FinCEN Urges Banks to Flag Suspicious Immigrant Activity

FinCEN Urges Banks to Flag Suspicious Immigrant Activity

Banking Dive
Banking DiveJun 8, 2026

Why It Matters

The rule gives regulators tools to curb fraud, money‑laundering, and terrorism financing linked to illegal labor, while imposing new compliance costs on financial institutions.

Key Takeaways

  • 18 red‑flag indicators target payroll and check‑cashing fraud
  • Banks must assess ITIN use as a risk factor
  • Advisory applies to agriculture, construction, domestic service, hospitality, staffing
  • Institutions may need to consider immigration status in credit underwriting
  • Compliance costs expected to rise significantly for AML programs

Pulse Analysis

The Treasury’s Financial Crimes Enforcement Network (FinCEN) has joined forces with the FDIC, OCC, NCUA and the IRS to issue a sweeping advisory aimed at curbing financial abuse tied to undocumented labor. By spotlighting sectors such as agriculture, construction, domestic service, hospitality and staffing, regulators are responding to a growing pattern of payroll fraud, identity theft and money‑laundering that exploits workers without permanent legal status. The advisory builds on a May 19 executive order that expands Bank Secrecy Act obligations, granting banks broader authority to request immigration‑status information during customer onboarding and ongoing monitoring.

At the heart of the guidance are 18 specific red‑flag indicators, ranging from mismatched Social Security numbers to high‑volume peer‑to‑peer payments from newly formed firms in the targeted industries.
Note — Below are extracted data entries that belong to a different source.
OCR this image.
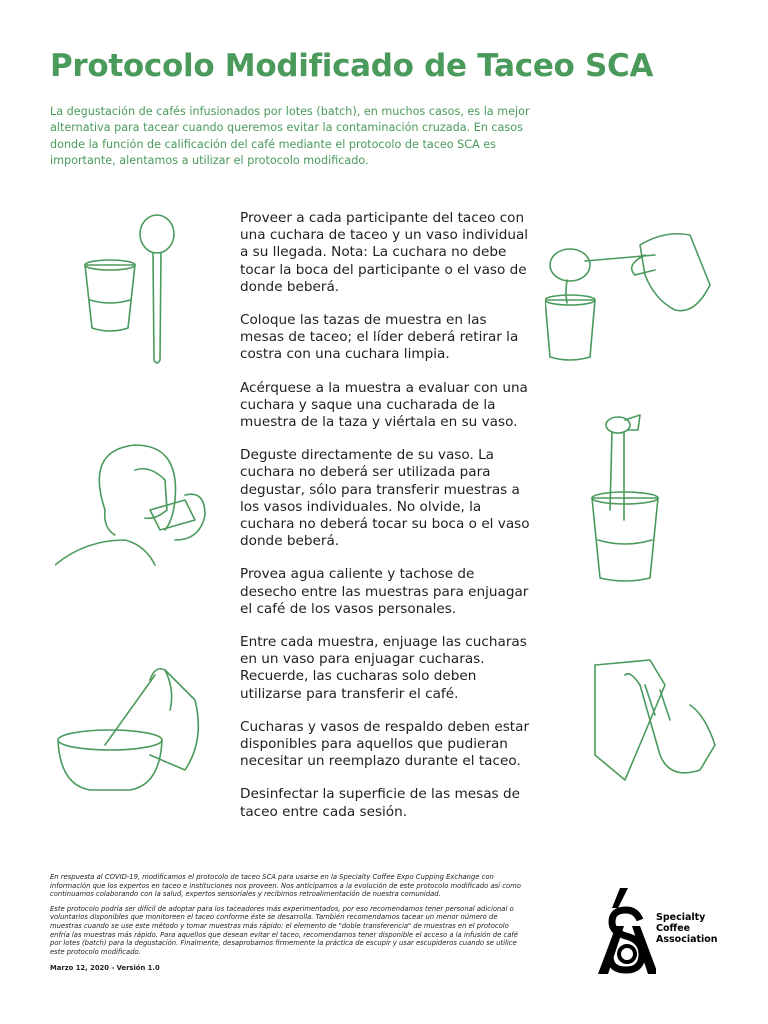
Protocolo Modificado de Taceo SCA

La degustación de cafés infusionados por lotes (batch), en muchos casos, es la mejor alternativa para tacear cuando queremos evitar la contaminación cruzada. En casos donde la función de calificación del café mediante el protocolo de taceo SCA es importante, alentamos a utilizar el protocolo modificado.

Proveer a cada participante del taceo con una cuchara de taceo y un vaso individual a su llegada. Nota: La cuchara no debe tocar la boca del participante o el vaso de donde beberá.

Coloque las tazas de muestra en las mesas de taceo; el líder deberá retirar la costra con una cuchara limpia.

Acérquese a la muestra a evaluar con una cuchara y saque una cucharada de la muestra de la taza y viértala en su vaso.

Deguste directamente de su vaso. La cuchara no deberá ser utilizada para degustar, sólo para transferir muestras a los vasos individuales. No olvide, la cuchara no deberá tocar su boca o el vaso donde beberá.

Provea agua caliente y tachose de desecho entre las muestras para enjuagar el café de los vasos personales.

Entre cada muestra, enjuage las cucharas en un vaso para enjuagar cucharas. Recuerde, las cucharas solo deben utilizarse para transferir el café.

Cucharas y vasos de respaldo deben estar disponibles para aquellos que pudieran necesitar un reemplazo durante el taceo.

Desinfectar la superficie de las mesas de taceo entre cada sesión.

En respuesta al COVID-19, modificamos el protocolo de taceo SCA para usarse en la Specialty Coffee Expo Cupping Exchange con información que los expertos en taceo e instituciones nos proveen. Nos anticipamos a la evolución de este protocolo modificado así como continuamos colaborando con la salud, expertos sensoriales y recibimos retroalimentación de nuestra comunidad.

Este protocolo podría ser difícil de adoptar para los taceadores más experimentados, por eso recomendamos tener personal adicional o voluntarios disponibles que monitoreen el taceo conforme éste se desarrolla. También recomendamos tacear un menor número de muestras cuando se use este método y tomar muestras más rápido: el elemento de "doble transferencia" de muestras en el protocolo enfría las muestras más rápido. Para aquellos que desean evitar el taceo, recomendamos tener disponible el acceso a la infusión de café por lotes (batch) para la degustación. Finalmente, desaprobamos firmemente la práctica de escupir y usar escupideros cuando se utilice este protocolo modificado.

Marzo 12, 2020 - Versión 1.0

Specialty
Coffee
Association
For business customers, red flags include a history of ICE compliance violations, large check‑issuing activity without corresponding payroll, and frequent cashing of low‑value checks at money‑transmitters. Banks are now instructed to file suspicious activity reports or alert Immigration and Customs Enforcement when these signals appear, and to treat the use of an Individual Taxpayer Identification Number (ITIN) in place of a Social Security number as a potential risk factor.

The advisory’s ripple effect reaches credit underwriting and loan underwriting practices. The CFPB has reminded lenders that immigration status may be a legitimate factor when assessing a borrower’s ability to repay, especially where removal could disrupt income streams. Industry analysts anticipate a surge in compliance spending as institutions upgrade AML systems, train staff on new due‑diligence protocols and integrate immigration‑status checks into existing risk models. While regulators argue the measures protect the financial system from transnational crime, banks must balance heightened scrutiny with customer‑experience considerations, navigating a complex regulatory landscape that will shape U.S. banking operations for years to come.